2010年7月2日金曜日
室生犀星 「あにいもうと」
愛しさ余って、憎さ百倍。
兄の伊之は、妹のもんを赤ん坊の時から可愛いがっていたが、小畑という無責任な書生ともんが出来てしまって、小畑を張り倒し、もんに毒づく。一方、もんも兄に対してありたっけの悪口雑言を浴びせかけるが、本心は兄が好き。壮烈なコンフリクトの奥に相手を思う愛がある。父の赤座が、蛇籠を川底に仕掛けるとき、川の水は、「少しの水の捌け口があると、そこへ怒りを含んで激しく流れ込んだ」。あにいもうとも、相手の弱みに怒りを激しくぶつける。

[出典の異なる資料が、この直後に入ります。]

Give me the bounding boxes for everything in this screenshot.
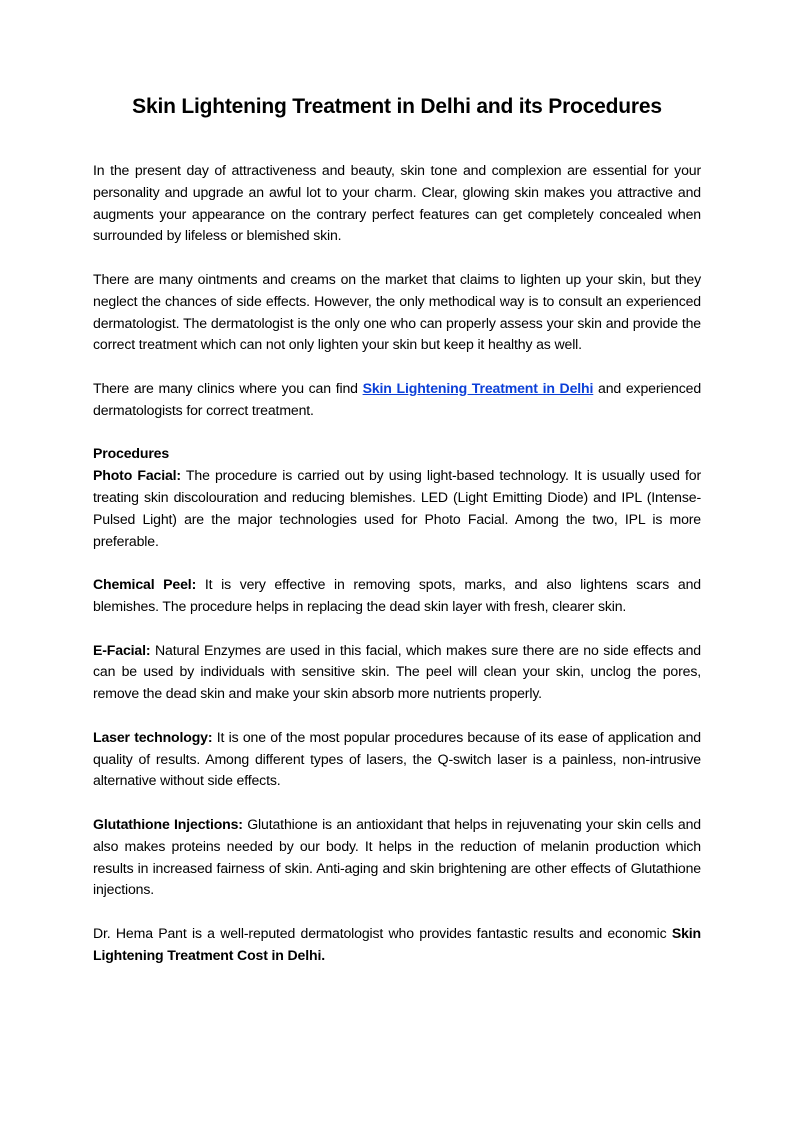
- procedure-chemical-peel: [93, 574, 701, 618]
- procedure-term: Photo Facial:: [93, 467, 181, 484]
- intro-paragraph-2: There are many ointments and creams on the market that claims to lighten up your skin, but they neglect the chances of side effects. However, the only methodical way is to consult an experienced dermatologist. The dermatologist is the only one who can properly assess your skin and provide the correct treatment which can not only lighten your skin but keep it healthy as well.: [93, 270, 701, 353]
- procedure-description: Glutathione is an antioxidant that helps in rejuvenating your skin cells and also makes proteins needed by our body. It helps in the reduction of melanin production which results in increased fairness of skin. Anti-aging and skin brightening are other effects of Glutathione injections.: [93, 815, 701, 898]
- procedures-heading: Procedures: [93, 445, 170, 462]
- procedure-term: Chemical Peel:: [93, 576, 197, 593]
- intro-paragraph-1: In the present day of attractiveness and beauty, skin tone and complexion are essential for your personality and upgrade an awful lot to your charm. Clear, glowing skin makes you attractive and augments your appearance on the contrary perfect features can get completely concealed when surrounded by lifeless or blemished skin.: [93, 162, 701, 244]
- procedure-laser-technology: [93, 727, 701, 792]
- procedure-e-facial: [93, 640, 701, 705]
- clinics-paragraph: [93, 378, 701, 422]
- procedure-term: Laser technology:: [93, 728, 213, 745]
- procedure-description: It is very effective in removing spots, marks, and also lightens scars and blemishes. The procedure helps in replacing the dead skin layer with fresh, clearer skin.: [93, 576, 701, 614]
- skin-lightening-treatment-link[interactable]: Skin Lightening Treatment in Delhi: [362, 379, 594, 396]
- procedure-description: Natural Enzymes are used in this facial, which makes sure there are no side effects and can be used by individuals with sensitive skin. The peel will clean your skin, unclog the pores, remove the dead skin and make your skin absorb more nutrients properly.: [93, 641, 701, 702]
- procedure-glutathione-injections: [93, 814, 701, 901]
- procedure-description: The procedure is carried out by using light-based technology. It is usually used for treating skin discolouration and reducing blemishes. LED (Light Emitting Diode) and IPL (Intense-Pulsed Light) are the major technologies used for Photo Facial. Among the two, IPL is more preferable.: [93, 467, 701, 549]
- procedure-term: Glutathione Injections:: [93, 815, 243, 832]
- procedure-term: E-Facial:: [93, 641, 151, 658]
- closing-text: Dr. Hema Pant is a well-reputed dermatologist who provides fantastic results and economic: [93, 924, 672, 941]
- document-page: [93, 92, 701, 966]
- page-title: Skin Lightening Treatment in Delhi and its Procedures: [132, 95, 662, 118]
- procedure-photo-facial: [93, 465, 701, 552]
- clinics-text-before: There are many clinics where you can find: [93, 379, 363, 396]
- clinics-text-after: and experienced dermatologists for correct treatment.: [93, 379, 702, 418]
- closing-paragraph: [93, 923, 701, 967]
- procedure-description: It is one of the most popular procedures because of its ease of application and quality of results. Among different types of lasers, the Q-switch laser is a painless, non-intrusive alternative without side effects.: [93, 728, 701, 789]
- closing-bold-text: Skin Lightening Treatment Cost in Delhi.: [93, 924, 701, 963]
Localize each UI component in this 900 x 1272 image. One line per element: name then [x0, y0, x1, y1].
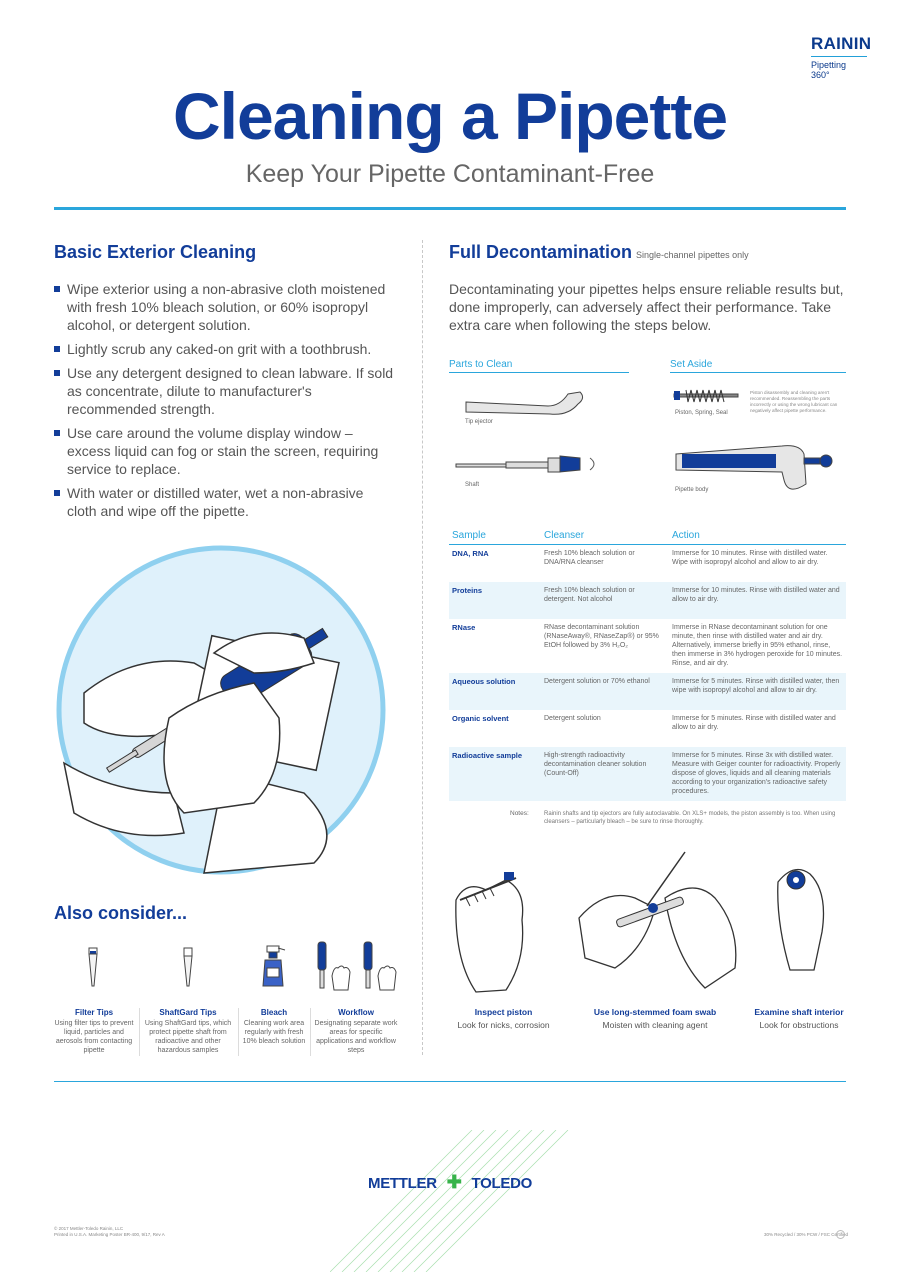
- page-subtitle: Keep Your Pipette Contaminant-Free: [245, 160, 655, 188]
- list-item: Lightly scrub any caked-on grit with a toothbrush.: [54, 340, 394, 358]
- notes-label: Notes:: [510, 810, 529, 817]
- bullet-icon: [54, 286, 60, 292]
- table-row: Radioactive sample High-strength radioactivity decontamination cleaner solution (Count-Off) Immerse for 5 minutes. Rinse 3x with distilled water. Measure with Geiger counter for radioactivity. Properly dispose of gloves, liquids and all cleaning materials according to your organization's radioactive safety procedures.: [449, 747, 846, 801]
- single-channel-note: Single-channel pipettes only: [636, 250, 749, 260]
- step-foam-swab: Use long-stemmed foam swab Moisten with cleaning agent: [593, 1007, 717, 1030]
- list-item: With water or distilled water, wet a non-abrasive cloth and wipe off the pipette.: [54, 484, 394, 520]
- decontamination-table: [449, 528, 846, 801]
- pipette-body-caption: Pipette body: [675, 487, 709, 493]
- consider-divider: [238, 1008, 239, 1056]
- workflow-pipette-gloves-icon-2: [360, 940, 400, 992]
- table-header-action: Action: [669, 528, 846, 545]
- consider-divider: [310, 1008, 311, 1056]
- also-consider-title: Also consider...: [54, 903, 188, 923]
- inspect-piston-illustration: [446, 860, 538, 998]
- shaftgard-tip-icon: [181, 946, 195, 988]
- filter-tip-icon: [86, 946, 100, 988]
- brand-block: [811, 34, 872, 80]
- shaft-illustration: [454, 452, 604, 476]
- logo-hatch-graphic: [330, 1130, 570, 1272]
- parts-rule: [449, 372, 629, 373]
- piston-warning: Piston disassembly and cleaning aren't recommended. Reassembling the parts incorrectly or using the wrong lubricant can negatively affect pipette performance.: [750, 390, 838, 413]
- basic-cleaning-list: [54, 280, 394, 526]
- consider-workflow: Workflow Designating separate work areas for specific applications and workflow steps: [314, 1008, 398, 1054]
- brand-name: RAININ: [811, 34, 872, 53]
- full-decon-title: Full Decontamination Single-channel pipettes only: [449, 242, 749, 262]
- shaft-caption: Shaft: [465, 482, 480, 488]
- piston-spring-seal-illustration: [672, 388, 742, 404]
- top-rule: [54, 207, 846, 210]
- list-item: Use any detergent designed to clean labware. If sold as concentrate, dilute to manufacturer's recommended strength.: [54, 364, 394, 418]
- consider-shaftgard-tips: ShaftGard Tips Using ShaftGard tips, which protect pipette shaft from radioactive and other hazardous samples: [144, 1008, 232, 1054]
- table-row: Organic solvent Detergent solution Immerse for 5 minutes. Rinse with distilled water and allow to air dry.: [452, 713, 836, 731]
- logo-cross-icon: ✚: [446, 1172, 462, 1192]
- basic-cleaning-title: Basic Exterior Cleaning: [54, 242, 257, 262]
- bleach-spray-icon: [259, 944, 287, 988]
- bottom-rule: [54, 1081, 846, 1082]
- page-title: Cleaning a Pipette: [172, 79, 728, 153]
- recycle-icon: [836, 1230, 845, 1239]
- table-row: RNase RNase decontaminant solution (RNaseAway®, RNaseZap®) or 95% EtOH followed by 3% H₂O₂ Immerse in RNase decontaminant solution for one minute, then rinse with distilled water and air dry. Alternatively, immerse briefly in 95% ethanol, rinse, then immerse in 3% hydrogen peroxide for 10 minutes. Rinse, and air dry.: [452, 622, 843, 668]
- tip-ejector-illustration: [460, 388, 590, 418]
- bullet-icon: [54, 430, 60, 436]
- table-row: Proteins Fresh 10% bleach solution or detergent. Not alcohol Immerse for 10 minutes. Rinse with distilled water and allow to air dry.: [449, 582, 846, 619]
- foam-swab-illustration: [575, 848, 745, 998]
- set-aside-rule: [670, 372, 846, 373]
- examine-shaft-illustration: [770, 862, 830, 972]
- set-aside-label: Set Aside: [670, 359, 713, 370]
- wiping-pipette-illustration: [54, 543, 388, 877]
- bullet-icon: [54, 346, 60, 352]
- table-row: Aqueous solution Detergent solution or 70% ethanol Immerse for 5 minutes. Rinse with distilled water, then wipe with isopropyl alcohol and allow to air dry.: [449, 673, 846, 710]
- step-inspect-piston: Inspect piston Look for nicks, corrosion: [457, 1007, 550, 1030]
- tip-ejector-caption: Tip ejector: [465, 419, 493, 425]
- footer-recycled: 30% Recycled / 30% PCW / FSC Certified: [764, 1232, 849, 1237]
- footer-legal: © 2017 Mettler-Toledo Rainin, LLC Printed in U.S.A. Marketing Poster BR-400, 9/17, Rev A: [54, 1226, 165, 1237]
- column-divider: [422, 240, 423, 1055]
- bullet-icon: [54, 370, 60, 376]
- workflow-pipette-gloves-icon: [314, 940, 354, 992]
- bullet-icon: [54, 490, 60, 496]
- mettler-toledo-logo: METTLER ✚ TOLEDO: [368, 1172, 532, 1192]
- table-header-sample: Sample: [449, 528, 541, 545]
- table-row: DNA, RNA Fresh 10% bleach solution or DNA/RNA cleanser Immerse for 10 minutes. Rinse with distilled water. Wipe with isopropyl alcohol and allow to air dry.: [452, 549, 828, 567]
- consider-bleach: Bleach Cleaning work area regularly with fresh 10% bleach solution: [242, 1008, 306, 1045]
- parts-to-clean-label: Parts to Clean: [449, 359, 513, 370]
- consider-filter-tips: Filter Tips Using filter tips to prevent liquid, particles and aerosols from contacting pipette: [54, 1008, 134, 1054]
- list-item: Wipe exterior using a non-abrasive cloth moistened with fresh 10% bleach solution, or 60% isopropyl alcohol, or detergent solution.: [54, 280, 394, 334]
- brand-tagline: Pipetting 360°: [811, 60, 847, 80]
- list-item: Use care around the volume display window – excess liquid can fog or stain the screen, requiring service to replace.: [54, 424, 394, 478]
- step-examine-shaft: Examine shaft interior Look for obstructions: [754, 1007, 844, 1030]
- full-decon-intro: Decontaminating your pipettes helps ensure reliable results but, done improperly, can adversely affect their performance. Take extra care when following the steps below.: [449, 281, 844, 333]
- brand-divider: [811, 56, 867, 57]
- piston-caption: Piston, Spring, Seal: [675, 410, 728, 416]
- table-header-cleanser: Cleanser: [541, 528, 669, 545]
- notes-text: Rainin shafts and tip ejectors are fully autoclavable. On XLS+ models, the piston assembly is too. When using cleansers – particularly bleach – be sure to rinse thoroughly.: [544, 811, 836, 825]
- consider-divider: [139, 1008, 140, 1056]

これ以上のひどい罵り合いはないと思わせるぐらいの罵り言葉オンパレード。これぐらい極端にしなければ読者は小説をエンジョイしない。
室生犀星1889年(明治22年)ー1962年(昭和37年)は、石川県金沢市生まれの詩人・小説家。『あにいもうと』で文芸懇話会賞を受賞。 芥川賞の選考委員となり、1942年(昭和17年)まで続けた。1941年(昭和16年)に菊池寛賞。